The example below uses the MXK program http://welz.org.za/projects/mxk to map eight buttons from an NES-style gamepad https://en.wikipedia.org/wiki/File:Super-Famicom-Controller.jpg to the key combinations most commonly used during debugging. In addition it has useful mappings for the directional pad, but these are commented out by default since a rogue event source can render a system unusable.

#!/usr/local/bin/mxk -dzp

# Experimental mapping from gamepad to Lazarus debugger. Invoke like
#
# mxk -dzp /etc/gamepad-to-Lazarus.mxk
#
# Terminate by running interactively using  mxk -a  and issuing the halt
# command. Refer to http://welz.org.za/projects/mxk/mxk-tutorial.pdf MarkMLl.

# L-shoulder	top2			Run		F9
# R-shoulder	pinkie			Stop		Ctrl + F2
# Select	base3			Compile		Ctrl + F9
# Start		base4			Build		Shift + F9
# X		trigger			Step over	F8
# Y		top			Step into	F7
# A		thumb			Step out	Shift + F8
# B		thumb2			Step to cursor	F4
# Pad-up	Abs Y -ve	Virt1	Call stack	Ctrl + Alt + S
# Pad-right	Abs X +ve	Virt2	Breakpoints	Ctrl + Alt + B
# Pad-down	Abs Y +ve	Virt3	Find in Files	Ctrl + Shift + F
# Pad-left	Abs X -ve	Virt4	Insert ToDo	Ctrl + Shift + T

# Note that Lazarus's default Stop Ctrl + F2 clashes with KDE's System Settings
# -> Shortcuts -> Global Shortcuts -> System Settings -> Switch to Desktop 2.

# The source is identified by a (partial) match of the name. YMMV.

name-source 0 usb gamepad

# Array 0 maps physical gamepad buttons and virtual buttons derived from the
# directional pad to output key sequences.

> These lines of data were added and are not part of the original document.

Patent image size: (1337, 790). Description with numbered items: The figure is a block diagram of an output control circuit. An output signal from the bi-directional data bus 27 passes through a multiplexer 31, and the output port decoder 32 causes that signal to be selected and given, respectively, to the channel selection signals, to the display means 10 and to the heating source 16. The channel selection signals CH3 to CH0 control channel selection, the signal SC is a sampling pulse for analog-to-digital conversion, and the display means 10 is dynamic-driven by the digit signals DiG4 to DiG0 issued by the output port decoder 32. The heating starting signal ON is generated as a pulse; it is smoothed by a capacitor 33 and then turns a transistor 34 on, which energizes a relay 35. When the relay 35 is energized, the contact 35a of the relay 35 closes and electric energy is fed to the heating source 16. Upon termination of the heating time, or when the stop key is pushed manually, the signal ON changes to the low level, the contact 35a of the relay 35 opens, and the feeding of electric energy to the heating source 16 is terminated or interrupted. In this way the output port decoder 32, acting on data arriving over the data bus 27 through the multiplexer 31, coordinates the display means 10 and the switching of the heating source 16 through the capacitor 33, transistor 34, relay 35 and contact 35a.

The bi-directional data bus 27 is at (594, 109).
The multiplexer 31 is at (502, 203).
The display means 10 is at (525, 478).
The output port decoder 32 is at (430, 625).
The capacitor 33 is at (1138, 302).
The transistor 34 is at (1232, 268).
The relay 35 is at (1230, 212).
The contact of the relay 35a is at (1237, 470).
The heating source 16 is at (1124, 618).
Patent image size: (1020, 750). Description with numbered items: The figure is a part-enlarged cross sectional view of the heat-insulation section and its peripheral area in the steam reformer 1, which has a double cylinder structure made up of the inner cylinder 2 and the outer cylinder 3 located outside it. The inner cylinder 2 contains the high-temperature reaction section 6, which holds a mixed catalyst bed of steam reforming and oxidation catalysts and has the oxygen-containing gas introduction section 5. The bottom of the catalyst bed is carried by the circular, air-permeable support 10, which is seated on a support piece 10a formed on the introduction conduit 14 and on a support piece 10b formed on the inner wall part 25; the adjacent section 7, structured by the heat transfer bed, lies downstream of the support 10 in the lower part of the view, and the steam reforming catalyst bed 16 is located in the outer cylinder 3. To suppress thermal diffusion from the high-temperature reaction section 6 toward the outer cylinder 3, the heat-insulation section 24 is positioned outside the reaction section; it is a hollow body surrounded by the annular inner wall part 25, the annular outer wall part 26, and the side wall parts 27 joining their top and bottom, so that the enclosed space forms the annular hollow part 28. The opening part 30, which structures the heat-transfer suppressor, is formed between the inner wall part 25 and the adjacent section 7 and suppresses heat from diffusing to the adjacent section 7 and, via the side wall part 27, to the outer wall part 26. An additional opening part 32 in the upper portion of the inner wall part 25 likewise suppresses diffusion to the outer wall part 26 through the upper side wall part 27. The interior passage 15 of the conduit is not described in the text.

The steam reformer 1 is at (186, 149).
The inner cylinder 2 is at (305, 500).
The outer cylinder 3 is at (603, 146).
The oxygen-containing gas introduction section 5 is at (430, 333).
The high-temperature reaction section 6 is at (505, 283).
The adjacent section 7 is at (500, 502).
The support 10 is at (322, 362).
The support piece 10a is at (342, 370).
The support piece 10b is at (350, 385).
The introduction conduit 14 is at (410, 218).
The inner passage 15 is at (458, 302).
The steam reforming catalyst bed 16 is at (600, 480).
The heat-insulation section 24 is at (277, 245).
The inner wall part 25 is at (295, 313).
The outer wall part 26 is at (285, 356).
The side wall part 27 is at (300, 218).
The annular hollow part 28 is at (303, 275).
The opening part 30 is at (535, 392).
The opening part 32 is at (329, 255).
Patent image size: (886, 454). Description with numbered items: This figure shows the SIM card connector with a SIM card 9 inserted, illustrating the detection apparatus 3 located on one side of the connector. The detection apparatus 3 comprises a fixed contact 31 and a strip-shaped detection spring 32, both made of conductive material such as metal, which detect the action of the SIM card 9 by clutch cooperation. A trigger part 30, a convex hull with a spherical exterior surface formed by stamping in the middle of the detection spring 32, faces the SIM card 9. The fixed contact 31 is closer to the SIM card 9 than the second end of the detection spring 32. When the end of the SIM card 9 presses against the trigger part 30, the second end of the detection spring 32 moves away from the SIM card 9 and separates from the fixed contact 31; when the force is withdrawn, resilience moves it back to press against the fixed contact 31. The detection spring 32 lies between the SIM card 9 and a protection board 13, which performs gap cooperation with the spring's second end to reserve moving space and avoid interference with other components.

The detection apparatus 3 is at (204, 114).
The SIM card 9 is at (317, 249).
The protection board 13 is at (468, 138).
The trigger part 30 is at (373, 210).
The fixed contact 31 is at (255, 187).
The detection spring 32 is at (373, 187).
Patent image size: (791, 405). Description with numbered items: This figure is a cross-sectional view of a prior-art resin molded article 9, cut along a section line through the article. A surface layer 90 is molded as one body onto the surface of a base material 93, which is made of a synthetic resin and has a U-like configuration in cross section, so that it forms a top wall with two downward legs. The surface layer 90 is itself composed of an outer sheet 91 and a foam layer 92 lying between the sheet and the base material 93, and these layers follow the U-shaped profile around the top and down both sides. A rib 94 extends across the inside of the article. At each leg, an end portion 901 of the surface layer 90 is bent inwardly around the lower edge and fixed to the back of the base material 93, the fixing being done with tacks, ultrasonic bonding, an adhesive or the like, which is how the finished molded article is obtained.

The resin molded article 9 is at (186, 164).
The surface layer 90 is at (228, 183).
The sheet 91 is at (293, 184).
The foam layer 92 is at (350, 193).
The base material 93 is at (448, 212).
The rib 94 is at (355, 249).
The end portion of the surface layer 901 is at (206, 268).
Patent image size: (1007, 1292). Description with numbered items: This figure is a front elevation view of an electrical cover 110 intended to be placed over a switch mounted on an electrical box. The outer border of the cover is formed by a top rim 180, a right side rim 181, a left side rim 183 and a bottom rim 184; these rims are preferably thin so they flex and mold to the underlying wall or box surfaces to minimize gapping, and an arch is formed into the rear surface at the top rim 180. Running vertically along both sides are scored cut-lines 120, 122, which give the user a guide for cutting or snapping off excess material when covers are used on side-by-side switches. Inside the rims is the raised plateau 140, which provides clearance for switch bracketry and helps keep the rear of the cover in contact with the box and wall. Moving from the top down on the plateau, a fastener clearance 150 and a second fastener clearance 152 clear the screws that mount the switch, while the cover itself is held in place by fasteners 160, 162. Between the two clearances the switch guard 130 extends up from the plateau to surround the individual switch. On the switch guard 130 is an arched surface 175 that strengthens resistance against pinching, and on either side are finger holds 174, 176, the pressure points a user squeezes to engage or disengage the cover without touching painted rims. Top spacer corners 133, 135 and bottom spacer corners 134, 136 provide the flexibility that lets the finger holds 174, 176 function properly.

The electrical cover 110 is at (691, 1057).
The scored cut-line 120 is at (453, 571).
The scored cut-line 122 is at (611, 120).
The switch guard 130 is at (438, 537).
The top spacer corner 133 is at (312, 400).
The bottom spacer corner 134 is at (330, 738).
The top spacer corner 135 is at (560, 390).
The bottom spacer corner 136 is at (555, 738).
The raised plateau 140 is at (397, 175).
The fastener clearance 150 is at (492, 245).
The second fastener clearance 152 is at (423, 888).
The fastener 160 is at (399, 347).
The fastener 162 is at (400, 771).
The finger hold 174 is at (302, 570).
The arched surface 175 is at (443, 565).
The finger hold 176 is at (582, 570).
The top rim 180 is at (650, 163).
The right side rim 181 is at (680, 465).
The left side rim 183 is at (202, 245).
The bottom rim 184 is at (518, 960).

Edit this to suit the actions you
# want the IDE to perform.

start-array 0

press-array 0 top2 f9/press sync:
release-array 0 top2 f9/release sync:

press-array 0 pinkie leftcontrol/press f2/press sync:
release-array 0 pinkie f2/release leftcontrol/release sync:

press-array 0 base3 leftcontrol/press f9/press sync:
release-array 0 base3 f9/release leftcontrol/release sync:

press-array 0 base4 leftshift/press f9/press sync:
release-array 0 base4 f9/release leftshift/release sync:

press-array 0 trigger f8/press sync:
release-array 0 trigger f8/release sync:

press-array 0 top f7/press sync:
release-array 0 top f7/release sync:

press-array 0 thumb leftshift/press f8/press sync:
release-array 0 thumb f8/release leftshift/release sync:

press-array 0 thumb2 f4/press sync:
release-array 0 thumb2 f4/release sync:

press-array 0 virt1 leftcontrol/press leftalt/press s/press sync:
release-array 0 virt1 s/release leftalt/release leftcontrol/release sync:

press-array 0 virt2 leftcontrol/press leftalt/press b/press sync:
release-array 0 virt2 b/release leftalt/release leftcontrol/release sync:

press-array 0 virt3 leftcontrol/press leftshift/press f/press sync:
release-array 0 virt3 f/release leftshift/release leftcontrol/release sync:

press-array 0 virt4 leftcontrol/press leftshift/press t/press sync:
release-array 0 virt4 t/release leftshift/release leftcontrol/release sync:

# Vectors 1 and 2 map absolute events generated by the directional pad to
# virtual keys, which are subsequently expanded by array 0. YMMV.

start-vector 1 x

point-vector 1 virt4 0
point-vector 1 virt2 255
point-vector 1 virt255 127

start-vector 2 y

point-vector 2 virt1 0
point-vector 2 virt3 255
point-vector 2 virt255 127

# Declare which keys the target may emit, then wire the nodes together. If you
# don't want the direction pad events then comment out the two lines that have
# vectors 1 and 2 as their source.

start-target 0 key:f2 key:f4 key:f7 key:f8 key:f9 key:leftshift key:leftcontrol key:leftalt key:s key:b key:f key:t
connect-node source:0 array:0
connect-node source:0 vector:1
connect-node source:0 vector:2
# connect-node vector:1 array:0
# connect-node vector:2 array:0
connect-node array:0 target:0
lock-source 0

# The key/button allocation and names will depend very much on the input device,
# and with cheap Chinese peripherals will be anybody's guess. Use evtest to see
# the raw events, and then refer to codes.c in the mxk source. Again, YMMV.

# This script normally lives at http://wiki.freepascal.org/Lazarus_IDE_with_Gamepad_on_Linux

Save that as /etc/gamepad-to-Lazarus.mxk, it may be used both as a script and a configuration file.

With thanks to Neal Stephenson's "Dr. X" for the initial inspiration, and to Marc Welz for help with the fiddly detail.